Virtualization
Although it’s not really emulation, virtualization deserves a mention here. Whereas emulation is the process of one machine pretending to be of another type, virtualization is the process of one machine pretending to be two or more of the same type.
The x86 architecture is believed to be one of the most difficult to virtualize. Actually, this isn’t entirely true; starting with the 80386, all x86 CPUs have supported virtualization. The virtual 8086 mode allows the creation of independent virtual 8086 machines. This capability was used in Windows 3.x to allow MS-DOS applications to be run at once. These days, it isn’t particularly useful; very few programs that would run on an 8086 are still around, and those that are would run much faster in a full system emulator than they ever did on a real 8086.
The problem with the x86 instruction set is that it contains a small number of instructions that cannot be trapped. When attempting to virtualize something like IBM’s POWER architecture, you can run the guest OS at a lower privilege level than normal. Trying to execute a privileged instruction, however, causes a trap that’s caught by the hypervisor, which then emulates the instruction. With x86, there are a small number of instructions for which this isn’t possible.
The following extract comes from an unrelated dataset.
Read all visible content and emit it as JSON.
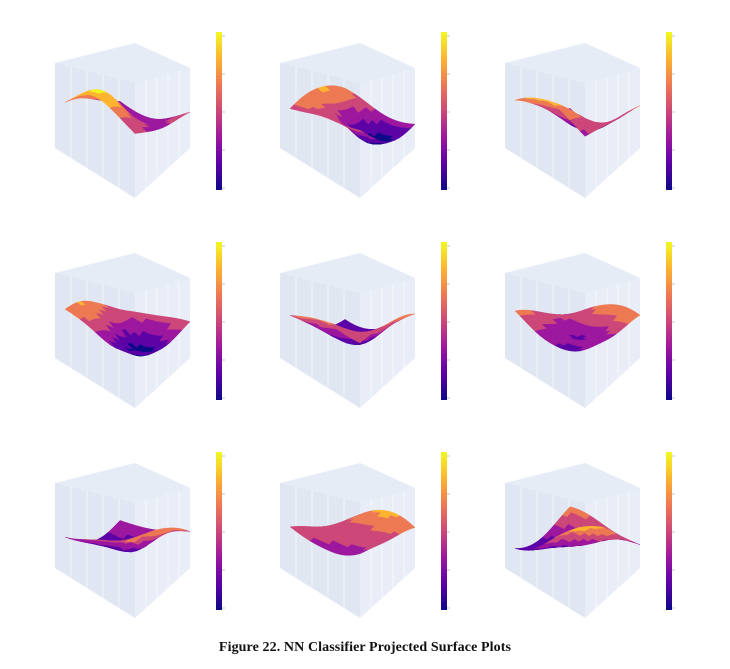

The two common approaches to avoid this problem are binary rewriting and para-virtualization. Binary rewriting, as used by VMware, scans the instruction stream and replaces any occurrences of these instructions with calls to the virtualizer’s replacements. Para-virtualization is similar, but performs the replacement at compile time; the guest OS must be modified to call special hypervisor functions, rather than the standard privileged instructions. This is the approach used by Xen.
A virtualized system must perform some emulation; the privileged instructions are emulated even if the unprivileged ones are not. Usually, however, virtualization extends beyond the CPU. It’s useful for every virtual machine to have a network interface, for example. Unfortunately, your host machine only has one. Here you start to have a problem; most network interfaces were not designed with virtualization in mind. The simple solution is to provide every guest with an emulated NIC and multiplex them in the host. This technique is relatively easy on any *NIX system that already supports virtual interfaces (most do).
The situation is somewhat more complex when it comes to graphics. Most UNIX-like systems do some form of graphics virtualization already, in the form of virtual terminals. You can even run a GUI on some of these. If you’ve tried this, you may have noticed that when you switch from a text terminal to a terminal running X, the screen flickers quite a few times—something that doesn’t happen between text terminals. The reason is that X has absolutely no idea what the current state of the video hardware is. Worse, many graphics cards don’t have well-documented ways of switching between all of their supported modes. The solution is to drop back to a very simple mode, redo the initialization of the more complex graphics modes, and then redraw the screen. While this should be done transparently, it’s impossible because most graphics cards don’t have any mechanism for retrieving and restoring the internal state.
It is theoretically possible in a system like Xen to write virtualization-aware graphics drivers, but it wouldn’t be a trivial undertaking. The Vista driver model also requires graphics cards to support virtualization, so this should be available in the Windows world shortly after the GNU HURD port of Duke Nukem Forever is released.